Los Miserables

Autor: Víctor Hugo

Tercera Parte: Marius

Libro séptimo

El culo del gato

Cap I : Las minas y los mineros.

En todas las sociedades humanas existe eso que llaman en los teatros el tercer foso. El suelo social está minado por doquier, a veces para el bien y otras para el mal. Esas excavaciones se superponen. Hay minas superiores y minas inferiores. Hay una parte de arriba y una parte de abajo en ese subsuelo oscuro que en ocasiones se desploma bajo el peso de la civilización y que hollamos con nuestra indiferencia y nuestra despreocupación. El siglo pasado la Enciclopedia fue casi una mina a cielo abierto. Las tinieblas, que incubó en su oscuridad el cristianismo primitivo, no estaban sino a la espera de una ocasión oportuna, en tiempo de los Césares, para estallar e inundar de luz al género humano. Pues en las tinieblas sagradas hay una luz latente. Colma los volcanes una sombra capaz de llamear. Toda lava empieza por ser oscuridad. Las catacumbas, donde se dijo la primera misa, no eran sólo el sótano de Roma, eran el subterráneo del mundo.

Hay bajo la edificación social, ese caserón de maravillosa complejidad, excavaciones de todo tipo. Están la mina religiosa, la mina filosófica, la mina política, la mina económica, la mina revolucionaria. Hay quien usa de azadón las ideas, hay quien usa los números, hay quien usa la ira. Se llaman y se responden de una catacumba a otra. Las utopías circulan bajo tierra, por las cañerías. Se ramifican en cualesquiera direcciones. A veces se encuentran y confraternizan. Jean-Jacques le presta el pico a Diógenes y éste le presta el farol. A veces se enfrentan. Calvino agarra de los pelos a Socin. Pero nada detiene ni interrumpe la tendencia de todas esas energías hacia la meta ni esa dilatada actividad simultánea que va y viene, baja y sube por entre oscuridad tal y transforma despacio la parte de arriba mediante la parte de abajo y la parte de fuera mediante la parte de dentro, ese gigantesco pulular ignoto. La sociedad apenas si sospecha esa horadación que respeta la superficie y le cambia las entrañas. Otros tantos pisos subterráneos, otras tantas labores diferentes, otras tantas extracciones diversas. ¿Qué sale de todas esas excavaciones tan profundas? El porvenir.

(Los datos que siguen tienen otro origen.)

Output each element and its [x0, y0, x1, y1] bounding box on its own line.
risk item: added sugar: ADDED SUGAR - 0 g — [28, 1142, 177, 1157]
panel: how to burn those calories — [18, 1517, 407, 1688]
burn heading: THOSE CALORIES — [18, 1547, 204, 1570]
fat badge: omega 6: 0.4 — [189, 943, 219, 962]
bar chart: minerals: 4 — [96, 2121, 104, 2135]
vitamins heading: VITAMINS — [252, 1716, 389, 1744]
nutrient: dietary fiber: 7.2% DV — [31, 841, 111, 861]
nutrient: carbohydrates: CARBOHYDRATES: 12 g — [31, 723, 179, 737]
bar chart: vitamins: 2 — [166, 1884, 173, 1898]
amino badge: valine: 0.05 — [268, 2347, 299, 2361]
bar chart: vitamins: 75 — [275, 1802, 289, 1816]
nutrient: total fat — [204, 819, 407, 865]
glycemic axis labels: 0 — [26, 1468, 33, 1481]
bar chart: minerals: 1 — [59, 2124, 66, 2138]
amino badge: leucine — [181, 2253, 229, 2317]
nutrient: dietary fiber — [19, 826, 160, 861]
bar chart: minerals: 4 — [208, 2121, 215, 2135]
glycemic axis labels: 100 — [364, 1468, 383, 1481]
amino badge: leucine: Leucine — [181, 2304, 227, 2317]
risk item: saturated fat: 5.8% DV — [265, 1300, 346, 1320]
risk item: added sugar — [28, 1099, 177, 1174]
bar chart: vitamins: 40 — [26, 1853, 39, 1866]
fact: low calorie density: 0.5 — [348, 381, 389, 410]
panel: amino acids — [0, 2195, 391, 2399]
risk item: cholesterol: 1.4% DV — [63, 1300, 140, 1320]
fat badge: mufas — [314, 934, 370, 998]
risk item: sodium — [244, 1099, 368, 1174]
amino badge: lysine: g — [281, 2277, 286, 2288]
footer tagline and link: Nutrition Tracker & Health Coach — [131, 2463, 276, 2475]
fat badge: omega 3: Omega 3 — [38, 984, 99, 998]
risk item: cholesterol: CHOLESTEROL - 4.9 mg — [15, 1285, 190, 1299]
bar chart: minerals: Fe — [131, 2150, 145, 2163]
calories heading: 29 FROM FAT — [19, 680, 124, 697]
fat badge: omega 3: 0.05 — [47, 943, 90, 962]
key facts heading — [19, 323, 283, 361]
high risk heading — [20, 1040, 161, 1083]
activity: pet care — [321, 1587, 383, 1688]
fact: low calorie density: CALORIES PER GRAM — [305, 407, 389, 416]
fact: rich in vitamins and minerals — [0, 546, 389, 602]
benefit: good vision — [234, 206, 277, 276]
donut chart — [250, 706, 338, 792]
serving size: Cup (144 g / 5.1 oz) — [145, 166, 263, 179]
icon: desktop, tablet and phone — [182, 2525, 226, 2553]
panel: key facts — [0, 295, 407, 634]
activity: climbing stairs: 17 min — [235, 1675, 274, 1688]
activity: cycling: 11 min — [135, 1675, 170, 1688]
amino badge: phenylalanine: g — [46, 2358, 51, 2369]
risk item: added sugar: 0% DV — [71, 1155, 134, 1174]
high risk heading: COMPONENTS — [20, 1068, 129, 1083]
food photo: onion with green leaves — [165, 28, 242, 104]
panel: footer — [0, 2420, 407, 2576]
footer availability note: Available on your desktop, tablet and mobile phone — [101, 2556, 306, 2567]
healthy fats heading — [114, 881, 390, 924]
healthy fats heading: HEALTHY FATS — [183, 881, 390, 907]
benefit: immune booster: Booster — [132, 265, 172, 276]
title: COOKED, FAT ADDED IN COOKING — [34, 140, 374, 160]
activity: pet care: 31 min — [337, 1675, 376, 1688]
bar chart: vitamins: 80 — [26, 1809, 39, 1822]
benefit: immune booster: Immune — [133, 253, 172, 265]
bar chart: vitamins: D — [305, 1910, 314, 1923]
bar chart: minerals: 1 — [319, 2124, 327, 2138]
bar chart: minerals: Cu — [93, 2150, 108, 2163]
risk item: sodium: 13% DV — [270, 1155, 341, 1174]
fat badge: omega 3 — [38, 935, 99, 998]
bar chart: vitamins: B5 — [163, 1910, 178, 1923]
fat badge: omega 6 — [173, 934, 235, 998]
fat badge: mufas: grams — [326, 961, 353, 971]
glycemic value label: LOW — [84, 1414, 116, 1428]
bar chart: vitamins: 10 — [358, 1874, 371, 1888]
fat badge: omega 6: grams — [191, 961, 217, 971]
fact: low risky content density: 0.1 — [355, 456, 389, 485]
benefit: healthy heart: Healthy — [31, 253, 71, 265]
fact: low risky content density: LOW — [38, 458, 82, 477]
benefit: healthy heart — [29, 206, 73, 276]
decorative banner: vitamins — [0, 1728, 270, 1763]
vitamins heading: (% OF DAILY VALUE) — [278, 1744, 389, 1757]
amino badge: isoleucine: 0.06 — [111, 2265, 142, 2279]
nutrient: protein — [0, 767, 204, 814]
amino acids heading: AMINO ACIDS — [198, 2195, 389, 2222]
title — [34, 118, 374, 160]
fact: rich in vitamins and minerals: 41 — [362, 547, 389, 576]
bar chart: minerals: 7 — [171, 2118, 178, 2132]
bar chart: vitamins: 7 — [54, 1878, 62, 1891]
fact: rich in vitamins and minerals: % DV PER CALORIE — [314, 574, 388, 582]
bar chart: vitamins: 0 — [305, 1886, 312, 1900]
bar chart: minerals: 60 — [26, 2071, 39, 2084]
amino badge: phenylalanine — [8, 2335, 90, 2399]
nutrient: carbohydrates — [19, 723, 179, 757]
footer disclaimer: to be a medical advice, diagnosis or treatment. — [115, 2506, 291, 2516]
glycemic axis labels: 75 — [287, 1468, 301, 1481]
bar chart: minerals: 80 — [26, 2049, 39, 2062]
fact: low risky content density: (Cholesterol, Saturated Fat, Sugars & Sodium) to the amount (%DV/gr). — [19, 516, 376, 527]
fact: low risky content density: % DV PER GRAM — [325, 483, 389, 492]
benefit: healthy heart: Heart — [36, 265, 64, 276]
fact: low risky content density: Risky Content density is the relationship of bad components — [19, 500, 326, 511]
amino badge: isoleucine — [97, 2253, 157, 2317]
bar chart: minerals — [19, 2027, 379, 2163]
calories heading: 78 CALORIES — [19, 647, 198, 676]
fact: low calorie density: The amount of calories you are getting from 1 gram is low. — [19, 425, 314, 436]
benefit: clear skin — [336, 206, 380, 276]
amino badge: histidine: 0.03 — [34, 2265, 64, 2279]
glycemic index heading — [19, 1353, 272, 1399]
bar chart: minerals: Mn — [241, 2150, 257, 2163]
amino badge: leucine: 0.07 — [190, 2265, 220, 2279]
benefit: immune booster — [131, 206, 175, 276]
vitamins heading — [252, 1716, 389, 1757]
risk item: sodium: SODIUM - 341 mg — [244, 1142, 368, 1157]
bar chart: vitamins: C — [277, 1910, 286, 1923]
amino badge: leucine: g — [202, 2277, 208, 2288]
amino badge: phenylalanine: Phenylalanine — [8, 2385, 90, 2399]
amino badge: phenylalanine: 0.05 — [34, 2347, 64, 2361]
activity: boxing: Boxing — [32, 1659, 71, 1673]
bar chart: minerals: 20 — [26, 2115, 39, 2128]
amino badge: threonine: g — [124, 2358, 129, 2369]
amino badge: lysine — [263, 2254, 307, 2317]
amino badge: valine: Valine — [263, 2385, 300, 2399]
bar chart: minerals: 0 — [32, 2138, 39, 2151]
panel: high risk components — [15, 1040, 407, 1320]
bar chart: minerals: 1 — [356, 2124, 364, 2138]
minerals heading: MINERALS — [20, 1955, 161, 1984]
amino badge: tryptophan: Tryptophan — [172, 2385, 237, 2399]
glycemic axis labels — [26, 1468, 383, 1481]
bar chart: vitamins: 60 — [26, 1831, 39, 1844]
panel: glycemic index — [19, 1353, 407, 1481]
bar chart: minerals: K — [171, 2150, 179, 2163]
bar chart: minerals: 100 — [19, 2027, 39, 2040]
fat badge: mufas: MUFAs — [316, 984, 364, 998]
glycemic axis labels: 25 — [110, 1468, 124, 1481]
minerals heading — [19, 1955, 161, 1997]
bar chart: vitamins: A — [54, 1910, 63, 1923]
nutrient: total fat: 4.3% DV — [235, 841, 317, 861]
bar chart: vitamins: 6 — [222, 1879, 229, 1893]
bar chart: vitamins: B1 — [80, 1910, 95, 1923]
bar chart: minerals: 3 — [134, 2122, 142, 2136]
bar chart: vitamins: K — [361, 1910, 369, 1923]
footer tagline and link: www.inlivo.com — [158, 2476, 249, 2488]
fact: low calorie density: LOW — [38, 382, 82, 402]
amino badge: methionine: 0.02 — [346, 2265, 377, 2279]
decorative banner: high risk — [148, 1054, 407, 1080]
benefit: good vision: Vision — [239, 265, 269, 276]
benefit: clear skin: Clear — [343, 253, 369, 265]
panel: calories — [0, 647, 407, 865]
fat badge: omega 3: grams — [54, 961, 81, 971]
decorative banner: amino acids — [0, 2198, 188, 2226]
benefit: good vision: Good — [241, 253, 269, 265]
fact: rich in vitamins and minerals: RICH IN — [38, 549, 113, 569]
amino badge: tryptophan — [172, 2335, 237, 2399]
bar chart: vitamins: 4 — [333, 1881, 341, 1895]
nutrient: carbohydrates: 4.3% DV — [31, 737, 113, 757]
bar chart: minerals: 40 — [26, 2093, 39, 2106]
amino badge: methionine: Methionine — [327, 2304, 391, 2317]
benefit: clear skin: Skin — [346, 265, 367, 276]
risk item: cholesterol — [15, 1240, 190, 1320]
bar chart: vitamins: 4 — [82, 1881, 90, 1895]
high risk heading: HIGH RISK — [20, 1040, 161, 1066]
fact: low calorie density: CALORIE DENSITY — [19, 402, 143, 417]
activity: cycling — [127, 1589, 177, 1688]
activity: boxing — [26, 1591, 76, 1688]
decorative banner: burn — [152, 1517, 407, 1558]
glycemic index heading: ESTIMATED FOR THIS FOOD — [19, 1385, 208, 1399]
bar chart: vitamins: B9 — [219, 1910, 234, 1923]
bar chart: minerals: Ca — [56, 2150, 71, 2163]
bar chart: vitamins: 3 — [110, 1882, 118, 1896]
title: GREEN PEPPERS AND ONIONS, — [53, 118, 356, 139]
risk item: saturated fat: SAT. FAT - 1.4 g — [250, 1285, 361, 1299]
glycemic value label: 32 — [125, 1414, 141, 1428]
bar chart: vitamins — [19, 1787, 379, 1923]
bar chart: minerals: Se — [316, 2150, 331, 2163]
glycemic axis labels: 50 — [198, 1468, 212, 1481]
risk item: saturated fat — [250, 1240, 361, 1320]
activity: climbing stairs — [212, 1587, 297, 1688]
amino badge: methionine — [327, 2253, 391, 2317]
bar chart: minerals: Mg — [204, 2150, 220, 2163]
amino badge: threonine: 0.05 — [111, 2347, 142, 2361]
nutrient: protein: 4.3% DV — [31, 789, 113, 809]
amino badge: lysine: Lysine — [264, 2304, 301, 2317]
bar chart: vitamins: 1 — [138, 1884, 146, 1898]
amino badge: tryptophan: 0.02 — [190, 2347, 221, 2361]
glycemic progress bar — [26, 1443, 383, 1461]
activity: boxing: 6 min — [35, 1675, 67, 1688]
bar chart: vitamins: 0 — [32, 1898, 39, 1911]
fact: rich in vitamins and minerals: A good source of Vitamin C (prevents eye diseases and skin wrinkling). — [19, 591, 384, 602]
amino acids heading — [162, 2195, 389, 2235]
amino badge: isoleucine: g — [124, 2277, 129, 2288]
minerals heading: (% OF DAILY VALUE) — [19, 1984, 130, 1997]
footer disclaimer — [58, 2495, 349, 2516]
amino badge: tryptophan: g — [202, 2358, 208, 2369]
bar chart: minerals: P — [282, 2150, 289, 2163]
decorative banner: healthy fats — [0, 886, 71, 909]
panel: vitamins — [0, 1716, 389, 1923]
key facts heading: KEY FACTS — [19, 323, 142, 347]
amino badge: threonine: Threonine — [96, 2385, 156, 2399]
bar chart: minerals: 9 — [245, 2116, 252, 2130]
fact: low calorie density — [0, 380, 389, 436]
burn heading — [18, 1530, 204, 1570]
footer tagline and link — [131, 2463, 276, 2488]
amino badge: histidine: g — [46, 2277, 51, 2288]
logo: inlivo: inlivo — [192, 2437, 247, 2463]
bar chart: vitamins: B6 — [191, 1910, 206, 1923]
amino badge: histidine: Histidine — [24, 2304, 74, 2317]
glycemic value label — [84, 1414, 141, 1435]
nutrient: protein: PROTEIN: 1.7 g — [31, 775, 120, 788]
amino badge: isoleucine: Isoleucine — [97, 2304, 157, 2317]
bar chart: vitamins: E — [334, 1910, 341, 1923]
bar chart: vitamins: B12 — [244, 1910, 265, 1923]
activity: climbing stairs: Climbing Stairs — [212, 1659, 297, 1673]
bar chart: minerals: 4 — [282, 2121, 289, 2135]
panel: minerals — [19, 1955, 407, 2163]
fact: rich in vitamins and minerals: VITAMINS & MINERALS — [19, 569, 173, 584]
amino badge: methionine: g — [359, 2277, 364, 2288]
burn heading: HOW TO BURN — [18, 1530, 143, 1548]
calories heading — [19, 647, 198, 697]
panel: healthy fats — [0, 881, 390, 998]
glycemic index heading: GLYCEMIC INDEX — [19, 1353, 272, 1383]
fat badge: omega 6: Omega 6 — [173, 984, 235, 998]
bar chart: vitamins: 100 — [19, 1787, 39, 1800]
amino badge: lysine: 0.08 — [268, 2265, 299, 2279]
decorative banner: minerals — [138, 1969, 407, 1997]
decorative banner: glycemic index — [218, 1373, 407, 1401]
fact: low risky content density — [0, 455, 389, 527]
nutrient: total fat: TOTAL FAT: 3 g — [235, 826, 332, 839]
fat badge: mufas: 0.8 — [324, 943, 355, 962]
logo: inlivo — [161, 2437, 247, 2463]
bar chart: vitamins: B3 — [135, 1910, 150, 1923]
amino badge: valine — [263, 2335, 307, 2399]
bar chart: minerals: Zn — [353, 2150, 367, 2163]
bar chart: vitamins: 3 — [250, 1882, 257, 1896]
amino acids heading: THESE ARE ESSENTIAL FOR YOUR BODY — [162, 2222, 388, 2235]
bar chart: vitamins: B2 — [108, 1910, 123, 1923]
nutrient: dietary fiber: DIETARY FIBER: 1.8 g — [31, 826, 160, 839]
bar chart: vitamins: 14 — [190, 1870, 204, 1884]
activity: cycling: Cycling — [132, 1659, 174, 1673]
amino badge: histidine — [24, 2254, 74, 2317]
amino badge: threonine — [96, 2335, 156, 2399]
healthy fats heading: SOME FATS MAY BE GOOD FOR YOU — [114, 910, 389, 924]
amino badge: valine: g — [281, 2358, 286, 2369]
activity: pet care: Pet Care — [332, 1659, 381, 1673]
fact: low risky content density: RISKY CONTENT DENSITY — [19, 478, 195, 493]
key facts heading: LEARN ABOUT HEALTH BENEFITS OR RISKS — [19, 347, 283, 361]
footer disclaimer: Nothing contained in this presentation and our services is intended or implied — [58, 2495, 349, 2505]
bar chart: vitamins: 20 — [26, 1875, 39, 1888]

Cuanto más bajamos, más misteriosos son los trabajadores. Es un trabajo beneficioso hasta un límite que el filósofo social sabe reconocer; más allá resulta cuestionable y mixto; más abajo aún, se convierte en terrible. A determinada profundidad, en las excavaciones no puede penetrar ya el espíritu de la civilización, quedan superadas las fronteras dentro de las que puede respirar el hombre; cabe dentro de lo posible que empiecen los monstruos.

La escala descendente es extraña; y todos y cada uno de esos peldaños corresponden a un piso en que puede hacer pie la filosofía y donde nos encontramos con alguno de sus obreros, a veces divinos y a veces deformes. Más abajo de Jean Huss está Lutero; más abajo de Lutero está Descartes; más abajo de Descartes está Voltaire; más abajo de Voltaire está Condorcet; más abajo de Condorcet está Robespierre; más abajo de Robespierre está Marat; más abajo de Marat está Babeuf. Y seguimos bajando. Más abajo, de forma confusa, en el límite que separa lo indistinto de lo invisible, divisamos más hombres oscuros que, quizá, no existen aún. Los de ayer son espectros; los de mañana son larvas. El ojo de la mente los intuye imprecisamente. La labor embrionaria del porvenir es una de las visiones del filósofo.

Un mundo en el limbo, en estado fetal, ¡qué silueta inaudita!

También están ahí Saint-Simon, Owen, Fourier, en unos socavones laterales.